Kobe Workshop on Quantum Cohomology and Mirror Symmetry
Abstract
Rahul Pandharipande (Princeton University)
Modern enumerative geometry I and II
I. I will discuss three approaches to enumerative geometry for 3-folds: GW theory, DT theory, and the more recent theory of stable pairs in the derived category. All are conjectured to be equal.

II. I will discuss aspects of the theory of stable pairs in the derived category: toric geometry, K3 geometry, and descendent calculations. Joint work with R. Thomas.

Mark Gross (University of California, San Diego)
Mirror symmetry and affine manifolds
I will survey my recent joint work with Siebert.

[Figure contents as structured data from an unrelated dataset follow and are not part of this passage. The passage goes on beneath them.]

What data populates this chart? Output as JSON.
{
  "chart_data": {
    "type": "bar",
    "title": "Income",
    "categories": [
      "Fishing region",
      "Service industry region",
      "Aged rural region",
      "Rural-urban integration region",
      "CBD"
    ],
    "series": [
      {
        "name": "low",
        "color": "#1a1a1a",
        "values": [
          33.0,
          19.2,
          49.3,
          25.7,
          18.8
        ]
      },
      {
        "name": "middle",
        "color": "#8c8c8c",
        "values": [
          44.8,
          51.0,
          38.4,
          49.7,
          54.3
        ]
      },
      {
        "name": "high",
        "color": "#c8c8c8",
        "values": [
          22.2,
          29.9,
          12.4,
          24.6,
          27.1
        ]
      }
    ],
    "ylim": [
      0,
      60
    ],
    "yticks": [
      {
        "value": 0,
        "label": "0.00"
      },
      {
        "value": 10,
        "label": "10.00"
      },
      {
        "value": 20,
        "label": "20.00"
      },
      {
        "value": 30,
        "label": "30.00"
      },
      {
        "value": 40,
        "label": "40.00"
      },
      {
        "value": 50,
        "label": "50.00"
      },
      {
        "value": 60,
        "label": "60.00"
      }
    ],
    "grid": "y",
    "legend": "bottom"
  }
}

Shinobu Hosono (University of Tokyo)
Fourier-Mukai partners and Gromov-Witten invariants
I will talk about mirror symmetry of Fourier-Mukai partners of a K3 surface of degree 12, and its three dimensional analogue. In particular, I will show predictions for Gromov-Witten invariants (g>0) of Calabi-Yau threefolds which are derived equivalent but not birational. [Based on collaborations with B. Lian, K. Oguiso and S.-T.Yau (2002--2004) and a recent calculation with Y. Konishi (hep-AG/0704.2928)]

Hiroshi Iritani (Kyushu University)
On the Kaehler moduli space of P^1
I will introduce a real structure in quantum cohomology which yields a Hermitian metric (tt* geometry) on the Kaehler moduli space. I will explain the easiest case of P^1 whose tt* geometry was calculated by Cecotti-Vafa more than ten years ago.

Kota Yoshioka (Kobe University)
Moduli of coherent sheaves on a blown-up surface
I will compare the moduli space of coherent sheaves on a surface $X$ with that on a blow-up $\widehat{X}$ by using the moduli of coherent sheaves with torsions.
This is a joint work with Hiraku Nakajima.